第12話「災害級の料理スキルとカップラーメン教の熱烈な信者な西亜亜口さん」

「あなたはそこの広間で休んでいて。わたしは用意してくるわ」

「あ、ああ」


 階段を上がって左に広間があり畳敷きになっている。

 西亜口さんは右側の廊下を進んでいった。


 ……なんだ? まさか西亜口さんは手料理を振る舞ってくれるのか?

 でも、さっき買ってあるって言ってたよな?

 なにか温めるのだろうか。


 よくわからないながらも、今の俺には待つことしかできない。

 広間に入って腰を下ろした。


「さすが合宿所の広間。広いな」


 帰宅部の俺には一生無縁の場所かと思っていたのだが……。

 百人くらいは入れそうだ。


 窓の外を見てみると校長室前の庭園が見下ろせる。

 見事な日本庭園だ。錦鯉なんかも泳いでいる。


 これがジャパニーズ・ワビ・サビの世界か。金あるな……うちの学園。

 そんなことを思いながら、ぼーっと庭園を眺めて過ごす。


「待たせたわね」


 背後から西亜口さんに声をかけられた。


 振り向いた俺の視界に入ってきたのは、お盆にカップラーメンをふたつのせた西亜口さんだった。

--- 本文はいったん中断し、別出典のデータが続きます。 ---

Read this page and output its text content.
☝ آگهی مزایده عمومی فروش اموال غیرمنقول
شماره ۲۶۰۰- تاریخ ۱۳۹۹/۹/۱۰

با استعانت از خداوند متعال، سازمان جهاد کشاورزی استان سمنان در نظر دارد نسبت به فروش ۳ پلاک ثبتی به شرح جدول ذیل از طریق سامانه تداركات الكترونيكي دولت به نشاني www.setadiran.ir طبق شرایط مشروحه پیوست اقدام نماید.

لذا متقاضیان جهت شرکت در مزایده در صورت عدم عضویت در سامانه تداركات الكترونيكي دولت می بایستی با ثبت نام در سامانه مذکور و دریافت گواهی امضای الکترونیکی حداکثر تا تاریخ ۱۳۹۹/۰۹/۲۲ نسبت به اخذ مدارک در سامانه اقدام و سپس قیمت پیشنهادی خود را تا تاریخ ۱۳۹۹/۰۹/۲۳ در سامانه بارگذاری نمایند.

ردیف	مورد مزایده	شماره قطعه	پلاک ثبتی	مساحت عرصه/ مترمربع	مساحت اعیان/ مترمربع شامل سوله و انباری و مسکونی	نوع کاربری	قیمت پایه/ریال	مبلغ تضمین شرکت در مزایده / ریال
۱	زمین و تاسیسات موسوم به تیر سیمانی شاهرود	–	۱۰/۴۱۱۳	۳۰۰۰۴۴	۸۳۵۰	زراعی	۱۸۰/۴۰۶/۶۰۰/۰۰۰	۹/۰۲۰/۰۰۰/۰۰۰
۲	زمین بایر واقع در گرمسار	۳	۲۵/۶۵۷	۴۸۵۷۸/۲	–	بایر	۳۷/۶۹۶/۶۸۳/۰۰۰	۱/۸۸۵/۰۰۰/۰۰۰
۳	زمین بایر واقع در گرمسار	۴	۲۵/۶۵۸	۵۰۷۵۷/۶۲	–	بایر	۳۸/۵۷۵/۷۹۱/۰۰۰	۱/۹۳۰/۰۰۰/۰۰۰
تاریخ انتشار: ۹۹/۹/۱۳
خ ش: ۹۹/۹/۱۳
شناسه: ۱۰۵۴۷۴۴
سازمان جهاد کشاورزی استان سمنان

 ちなみに、とんこつ味としょうゆ味だ。割り箸がフタの上にのっている。


「えっ? あ、そうか……。カップラーメンにお湯を入れていたのか……」

「なによ、その微妙に残念そうな表情は? まさかボルシチやピロシキでも出てくると思ってたの?」

「い、いや」


 もしかすると西亜口さんがなにか作ってくれるのかと期待していたけど――まあ昼休みの短い時間で料理ができるわけないか。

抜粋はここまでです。